Tuesday, March 13, 2012

What do Sandra Fluke and Arthur Fonzarelli have in common?

That's a tough one for the kids, not so much for geezers in my g-g-g generation.

They both jumped a shark.

The false contraception controversy, now exposed as a clear and most cynical political contrivance, looked to be gaining some ground last week.  The liberal spin machine that dominates American news, entertainment and academic media were actually starting to convince American women that somehow, without ever saying it, Republicans had an unspoken scheme to deprive women of the right to purchase contraceptive drugs and devices.
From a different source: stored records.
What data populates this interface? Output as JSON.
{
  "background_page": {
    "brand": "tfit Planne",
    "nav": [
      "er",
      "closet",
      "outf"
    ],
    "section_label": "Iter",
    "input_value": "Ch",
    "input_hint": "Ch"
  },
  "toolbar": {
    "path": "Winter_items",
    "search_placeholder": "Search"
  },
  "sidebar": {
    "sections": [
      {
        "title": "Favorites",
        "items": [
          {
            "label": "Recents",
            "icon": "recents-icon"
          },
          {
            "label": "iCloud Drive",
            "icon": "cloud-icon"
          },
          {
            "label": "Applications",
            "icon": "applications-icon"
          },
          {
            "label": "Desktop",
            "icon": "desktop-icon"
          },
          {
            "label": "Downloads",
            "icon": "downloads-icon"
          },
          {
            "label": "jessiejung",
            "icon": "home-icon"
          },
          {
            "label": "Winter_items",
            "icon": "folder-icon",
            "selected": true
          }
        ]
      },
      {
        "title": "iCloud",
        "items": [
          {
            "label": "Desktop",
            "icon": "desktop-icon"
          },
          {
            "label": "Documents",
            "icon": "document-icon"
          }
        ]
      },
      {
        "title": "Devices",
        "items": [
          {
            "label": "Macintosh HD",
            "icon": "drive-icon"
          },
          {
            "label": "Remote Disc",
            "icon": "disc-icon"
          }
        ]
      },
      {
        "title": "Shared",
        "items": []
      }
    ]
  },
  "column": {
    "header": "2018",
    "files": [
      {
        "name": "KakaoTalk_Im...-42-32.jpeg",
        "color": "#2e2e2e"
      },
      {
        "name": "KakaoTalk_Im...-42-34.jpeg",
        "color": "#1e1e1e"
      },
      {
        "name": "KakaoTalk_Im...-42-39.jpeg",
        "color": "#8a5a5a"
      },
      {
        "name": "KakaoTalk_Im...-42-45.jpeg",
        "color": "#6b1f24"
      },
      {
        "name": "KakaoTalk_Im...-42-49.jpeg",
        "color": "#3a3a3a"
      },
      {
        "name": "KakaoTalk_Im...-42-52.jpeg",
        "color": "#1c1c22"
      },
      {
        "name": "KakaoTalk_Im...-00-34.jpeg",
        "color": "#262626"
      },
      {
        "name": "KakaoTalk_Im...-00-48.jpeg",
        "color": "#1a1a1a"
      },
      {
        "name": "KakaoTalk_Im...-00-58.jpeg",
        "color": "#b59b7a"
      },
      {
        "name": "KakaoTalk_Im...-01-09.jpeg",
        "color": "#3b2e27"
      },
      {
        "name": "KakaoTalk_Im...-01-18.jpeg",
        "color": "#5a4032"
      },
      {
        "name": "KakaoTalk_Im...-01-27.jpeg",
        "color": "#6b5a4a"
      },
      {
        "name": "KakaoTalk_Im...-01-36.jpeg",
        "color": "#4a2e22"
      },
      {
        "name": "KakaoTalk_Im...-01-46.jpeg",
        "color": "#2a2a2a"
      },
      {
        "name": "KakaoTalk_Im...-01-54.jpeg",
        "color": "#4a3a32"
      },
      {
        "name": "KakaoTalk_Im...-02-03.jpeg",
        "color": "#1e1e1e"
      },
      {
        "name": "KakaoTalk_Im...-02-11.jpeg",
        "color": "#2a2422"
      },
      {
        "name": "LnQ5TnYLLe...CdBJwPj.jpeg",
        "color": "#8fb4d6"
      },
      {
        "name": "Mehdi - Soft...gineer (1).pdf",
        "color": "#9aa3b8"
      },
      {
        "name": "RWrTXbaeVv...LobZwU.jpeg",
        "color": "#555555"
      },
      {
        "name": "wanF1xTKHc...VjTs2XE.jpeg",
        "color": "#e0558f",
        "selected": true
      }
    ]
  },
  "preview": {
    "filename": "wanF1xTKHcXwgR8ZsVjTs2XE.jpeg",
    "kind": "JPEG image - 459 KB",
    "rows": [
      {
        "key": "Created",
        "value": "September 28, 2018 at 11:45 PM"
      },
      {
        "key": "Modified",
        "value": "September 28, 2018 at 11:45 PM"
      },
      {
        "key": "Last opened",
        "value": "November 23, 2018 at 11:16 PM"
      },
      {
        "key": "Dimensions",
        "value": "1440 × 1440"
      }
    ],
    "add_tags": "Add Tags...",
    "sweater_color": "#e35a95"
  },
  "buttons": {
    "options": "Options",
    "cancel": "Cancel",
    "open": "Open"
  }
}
The liberal argument was, of course, preposterous.  Most Republican women of child bearing age use contraception.  This is "most" as in 80-90 percent "most".  Most Republican men who get lucky with Republican women, or women of any political stripe 'cause we understand human biology fails to recognize political differences, know, assume or perhaps hope without asking that the girl on the other side of the transaction is jiggy with the concept of contraception. 

But somehow, in the face of all known reality, the liberal spin was working.  Then came Sandra Fluke, with one whiny demand for a welfare entitlement too many.

Yes, at first Ms. Fluke seemed like another perfect liberal victim.  Rush even called her a slut.  The liberal spin machine shouted that Republicans hate women (which must seem odd to the tens of millions of Republican women).  Republicans hate women so much, came the scree, that they don't want to make the Catholic Church and its constiuent charities and universities, for example, pay for birth control pills and devices for their employees and students.  Then, for a change, a whole lot of conservatives started to shout back.

Surprisingly people started to listen and then, worst case for liberals, think.  If Republicans were not saying that the sale of contraceptive drugs and devices should be restricted or denied then what were they saying, asked a curious public.  Even more surprisingly, the thinking public began to inquire as to what Sandra was saying.

Then it hit the public-Sandra Fluke and American left were not protecting a woman's right to purchase birth control products-no one was challenging that right-but rather were demanding the creation of an entitlement that required others to pay for her birth control. 

Sandra Fluke was intended to be the face of victimization for the election of '012.  Now granted, the average American fails to see hardship on the face of someone attending a law school with tuition north of $23,000, per semester.  Harder still to see a victim when we learn that the people who own and operate the law school are partially subsidizing that law student's very expensive education.

But when that law student demands, not asks but demands, that her benefactors violate their own conscience to subsidize not only her education but also her physical recreation (which would be quite prodigous if she truly spends $1000 a year on contraception) the demand becomes, well, just a bit much of a load even for the self imposed and misplaced guilt of the American public.